Andy is a good friend of mine and avid designer. I highly recommend his blog.

I wish him and everyone using pligg the best of luck

@pierre they have a few options available.

1. Social Web CMS – http://socialwebcms.com Founded by Pligg’s original developer and a system being used by the popular Tip’d website founded by some of the of the top users on Digg.com. Here is an article describing their startup process How to Build and Launch a Social News Site in 21 Days. Tip’d have also never reported having any problems or being hacked whilst using SWCMS which is always a great sign as it’s becoming a popular website.

2. Drigg for Drupal – http://drupal.org/project/drigg this particular project is currently in the process of looking for a new maintainer, but the upside is the current version is very stable and running many websites without any errors, hackings being reported. Also by using drupal you can seriously expand the website by any of drupals available modules.
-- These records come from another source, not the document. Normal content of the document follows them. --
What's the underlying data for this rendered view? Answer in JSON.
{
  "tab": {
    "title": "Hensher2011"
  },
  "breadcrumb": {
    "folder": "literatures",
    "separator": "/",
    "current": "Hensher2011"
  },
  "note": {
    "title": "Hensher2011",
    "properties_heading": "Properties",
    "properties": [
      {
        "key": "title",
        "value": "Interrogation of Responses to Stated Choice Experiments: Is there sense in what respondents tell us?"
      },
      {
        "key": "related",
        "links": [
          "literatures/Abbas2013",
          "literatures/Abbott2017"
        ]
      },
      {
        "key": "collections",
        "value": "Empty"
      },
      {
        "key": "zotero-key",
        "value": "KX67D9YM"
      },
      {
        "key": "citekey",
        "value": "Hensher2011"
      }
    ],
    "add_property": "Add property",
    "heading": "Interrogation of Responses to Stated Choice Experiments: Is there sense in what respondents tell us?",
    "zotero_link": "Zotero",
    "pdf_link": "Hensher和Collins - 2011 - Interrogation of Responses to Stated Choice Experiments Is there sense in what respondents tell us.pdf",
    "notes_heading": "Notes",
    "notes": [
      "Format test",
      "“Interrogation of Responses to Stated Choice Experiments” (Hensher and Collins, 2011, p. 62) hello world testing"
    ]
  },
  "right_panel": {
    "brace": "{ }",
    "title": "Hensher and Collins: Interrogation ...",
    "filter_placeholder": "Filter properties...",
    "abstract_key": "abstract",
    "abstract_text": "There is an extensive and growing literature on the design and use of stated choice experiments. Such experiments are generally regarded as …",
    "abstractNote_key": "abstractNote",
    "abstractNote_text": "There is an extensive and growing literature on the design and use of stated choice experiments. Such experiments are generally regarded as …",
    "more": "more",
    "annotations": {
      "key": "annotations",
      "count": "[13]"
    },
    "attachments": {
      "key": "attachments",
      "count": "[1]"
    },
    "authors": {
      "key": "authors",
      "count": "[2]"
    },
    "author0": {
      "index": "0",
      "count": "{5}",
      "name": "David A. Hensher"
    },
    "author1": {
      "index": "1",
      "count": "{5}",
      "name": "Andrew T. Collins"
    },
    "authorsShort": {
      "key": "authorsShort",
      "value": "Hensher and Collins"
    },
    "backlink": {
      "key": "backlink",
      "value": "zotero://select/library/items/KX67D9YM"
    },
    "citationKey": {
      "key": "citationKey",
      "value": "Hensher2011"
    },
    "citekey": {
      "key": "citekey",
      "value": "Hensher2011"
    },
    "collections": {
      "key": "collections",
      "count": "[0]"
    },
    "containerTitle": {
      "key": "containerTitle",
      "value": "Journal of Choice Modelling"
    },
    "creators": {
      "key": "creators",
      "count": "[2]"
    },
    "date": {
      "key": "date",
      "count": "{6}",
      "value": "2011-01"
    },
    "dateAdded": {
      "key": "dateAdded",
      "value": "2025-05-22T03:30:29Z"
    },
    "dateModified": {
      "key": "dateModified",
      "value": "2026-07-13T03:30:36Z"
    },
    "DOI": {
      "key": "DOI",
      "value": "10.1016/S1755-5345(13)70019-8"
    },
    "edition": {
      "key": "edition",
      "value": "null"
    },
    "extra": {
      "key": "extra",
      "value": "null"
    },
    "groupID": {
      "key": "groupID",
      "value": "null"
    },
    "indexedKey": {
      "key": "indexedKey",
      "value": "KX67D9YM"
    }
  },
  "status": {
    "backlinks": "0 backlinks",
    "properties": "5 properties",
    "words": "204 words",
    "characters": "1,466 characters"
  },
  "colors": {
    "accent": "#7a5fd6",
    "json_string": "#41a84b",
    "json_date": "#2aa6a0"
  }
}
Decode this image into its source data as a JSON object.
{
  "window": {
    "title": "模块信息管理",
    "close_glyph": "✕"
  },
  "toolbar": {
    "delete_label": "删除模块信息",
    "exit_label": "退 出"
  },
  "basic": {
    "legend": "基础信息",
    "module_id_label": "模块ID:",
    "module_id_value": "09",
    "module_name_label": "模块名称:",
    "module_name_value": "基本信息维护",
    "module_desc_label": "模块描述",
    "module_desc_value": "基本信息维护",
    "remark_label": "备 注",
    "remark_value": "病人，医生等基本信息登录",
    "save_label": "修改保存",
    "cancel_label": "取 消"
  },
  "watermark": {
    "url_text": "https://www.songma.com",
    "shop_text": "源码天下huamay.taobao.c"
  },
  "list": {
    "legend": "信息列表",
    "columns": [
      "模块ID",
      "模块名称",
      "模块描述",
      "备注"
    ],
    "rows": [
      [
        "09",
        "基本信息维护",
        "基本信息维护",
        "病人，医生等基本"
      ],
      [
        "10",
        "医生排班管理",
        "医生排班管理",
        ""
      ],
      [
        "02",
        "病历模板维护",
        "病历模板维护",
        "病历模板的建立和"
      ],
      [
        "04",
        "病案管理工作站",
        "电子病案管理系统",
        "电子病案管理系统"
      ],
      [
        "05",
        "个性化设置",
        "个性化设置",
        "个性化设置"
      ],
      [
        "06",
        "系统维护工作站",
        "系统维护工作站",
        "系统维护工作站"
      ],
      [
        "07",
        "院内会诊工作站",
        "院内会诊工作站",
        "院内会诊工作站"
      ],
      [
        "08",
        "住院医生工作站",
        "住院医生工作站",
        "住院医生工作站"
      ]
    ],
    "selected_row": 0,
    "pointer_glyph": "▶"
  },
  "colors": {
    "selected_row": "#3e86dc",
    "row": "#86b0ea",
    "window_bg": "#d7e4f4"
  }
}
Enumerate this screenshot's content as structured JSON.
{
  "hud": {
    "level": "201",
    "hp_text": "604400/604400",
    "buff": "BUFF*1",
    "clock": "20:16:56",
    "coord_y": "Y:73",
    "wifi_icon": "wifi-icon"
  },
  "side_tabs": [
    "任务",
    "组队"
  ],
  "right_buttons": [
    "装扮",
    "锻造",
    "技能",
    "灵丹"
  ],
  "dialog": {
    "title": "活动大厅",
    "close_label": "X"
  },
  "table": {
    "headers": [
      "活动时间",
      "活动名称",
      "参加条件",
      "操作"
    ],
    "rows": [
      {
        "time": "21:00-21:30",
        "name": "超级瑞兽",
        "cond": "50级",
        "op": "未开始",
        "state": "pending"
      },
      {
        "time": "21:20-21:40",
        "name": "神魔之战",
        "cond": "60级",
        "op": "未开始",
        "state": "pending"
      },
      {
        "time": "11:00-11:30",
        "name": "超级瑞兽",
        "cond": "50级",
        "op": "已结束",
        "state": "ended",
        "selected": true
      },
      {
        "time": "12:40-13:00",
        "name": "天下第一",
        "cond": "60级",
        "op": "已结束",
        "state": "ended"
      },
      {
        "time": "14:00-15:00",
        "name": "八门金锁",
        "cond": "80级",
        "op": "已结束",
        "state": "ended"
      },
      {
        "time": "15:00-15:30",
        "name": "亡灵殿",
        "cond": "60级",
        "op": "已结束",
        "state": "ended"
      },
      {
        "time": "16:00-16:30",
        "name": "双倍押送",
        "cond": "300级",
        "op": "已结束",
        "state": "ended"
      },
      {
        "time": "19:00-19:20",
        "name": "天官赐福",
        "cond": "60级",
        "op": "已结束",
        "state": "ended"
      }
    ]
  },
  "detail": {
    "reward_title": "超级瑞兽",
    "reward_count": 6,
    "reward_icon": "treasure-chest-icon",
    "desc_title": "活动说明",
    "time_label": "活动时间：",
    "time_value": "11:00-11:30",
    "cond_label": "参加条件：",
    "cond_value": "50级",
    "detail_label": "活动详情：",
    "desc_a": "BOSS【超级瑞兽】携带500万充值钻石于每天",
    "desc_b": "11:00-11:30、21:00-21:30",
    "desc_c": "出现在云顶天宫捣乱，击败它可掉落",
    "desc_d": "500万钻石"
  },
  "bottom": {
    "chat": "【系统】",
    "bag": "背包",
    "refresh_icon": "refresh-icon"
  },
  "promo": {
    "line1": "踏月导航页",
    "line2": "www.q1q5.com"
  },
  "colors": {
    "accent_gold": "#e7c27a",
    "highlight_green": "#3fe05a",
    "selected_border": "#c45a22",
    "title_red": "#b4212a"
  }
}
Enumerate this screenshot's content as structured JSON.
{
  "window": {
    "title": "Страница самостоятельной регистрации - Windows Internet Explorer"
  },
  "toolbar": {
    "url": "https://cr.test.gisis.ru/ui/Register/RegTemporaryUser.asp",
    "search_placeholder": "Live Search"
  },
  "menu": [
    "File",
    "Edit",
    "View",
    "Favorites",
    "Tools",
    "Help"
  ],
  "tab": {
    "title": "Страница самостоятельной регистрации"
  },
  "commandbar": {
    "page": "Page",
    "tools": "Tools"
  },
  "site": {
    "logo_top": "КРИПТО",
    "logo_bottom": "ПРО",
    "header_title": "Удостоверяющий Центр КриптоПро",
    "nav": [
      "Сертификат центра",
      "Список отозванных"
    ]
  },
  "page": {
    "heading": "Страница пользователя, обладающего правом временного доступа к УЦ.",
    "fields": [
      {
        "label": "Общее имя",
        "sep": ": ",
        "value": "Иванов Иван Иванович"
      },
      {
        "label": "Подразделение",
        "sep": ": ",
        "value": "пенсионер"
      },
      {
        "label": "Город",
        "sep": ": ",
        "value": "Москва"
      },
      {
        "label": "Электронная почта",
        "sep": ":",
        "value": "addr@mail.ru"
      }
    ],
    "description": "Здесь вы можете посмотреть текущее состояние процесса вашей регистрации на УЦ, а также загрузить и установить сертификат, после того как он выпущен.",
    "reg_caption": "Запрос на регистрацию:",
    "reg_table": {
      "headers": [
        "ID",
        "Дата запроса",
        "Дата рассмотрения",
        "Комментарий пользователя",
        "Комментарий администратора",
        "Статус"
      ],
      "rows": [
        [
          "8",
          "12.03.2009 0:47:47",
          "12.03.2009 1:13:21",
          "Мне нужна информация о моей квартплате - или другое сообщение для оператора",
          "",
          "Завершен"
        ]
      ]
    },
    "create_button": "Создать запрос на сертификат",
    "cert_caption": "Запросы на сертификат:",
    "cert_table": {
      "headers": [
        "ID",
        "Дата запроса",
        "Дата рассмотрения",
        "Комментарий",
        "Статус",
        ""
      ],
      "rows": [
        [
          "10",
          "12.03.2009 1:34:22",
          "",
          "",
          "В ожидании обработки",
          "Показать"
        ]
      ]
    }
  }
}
3. Custom Solution – Getting a custom solution coded may be the sites best idea. Designfloat claim to rent a NITRO server from mediatemple.net which cost’s a whopping $750 per month, it might be better to rent a dedicated dual core server of $130 to £200 per month which would run 2 or 3 designfloat websites sites without any problem.

This would leave them around $550 per month in server costs which they could then use to fund a custom solution. Although not a free options this would be my approach to the problems they have suffered if the cashflow was available.

The current issue with Design Float isn’t necessarily the CMS, it’s also the lack of the site being maintained properly.

You can’t just through up a site and walk away from it.

@Pierre, they could try Drupal, but I haven’t tried Drupal myself to really give too much of an opinion on it.

Wait until Google red flags the site for containing malicious code.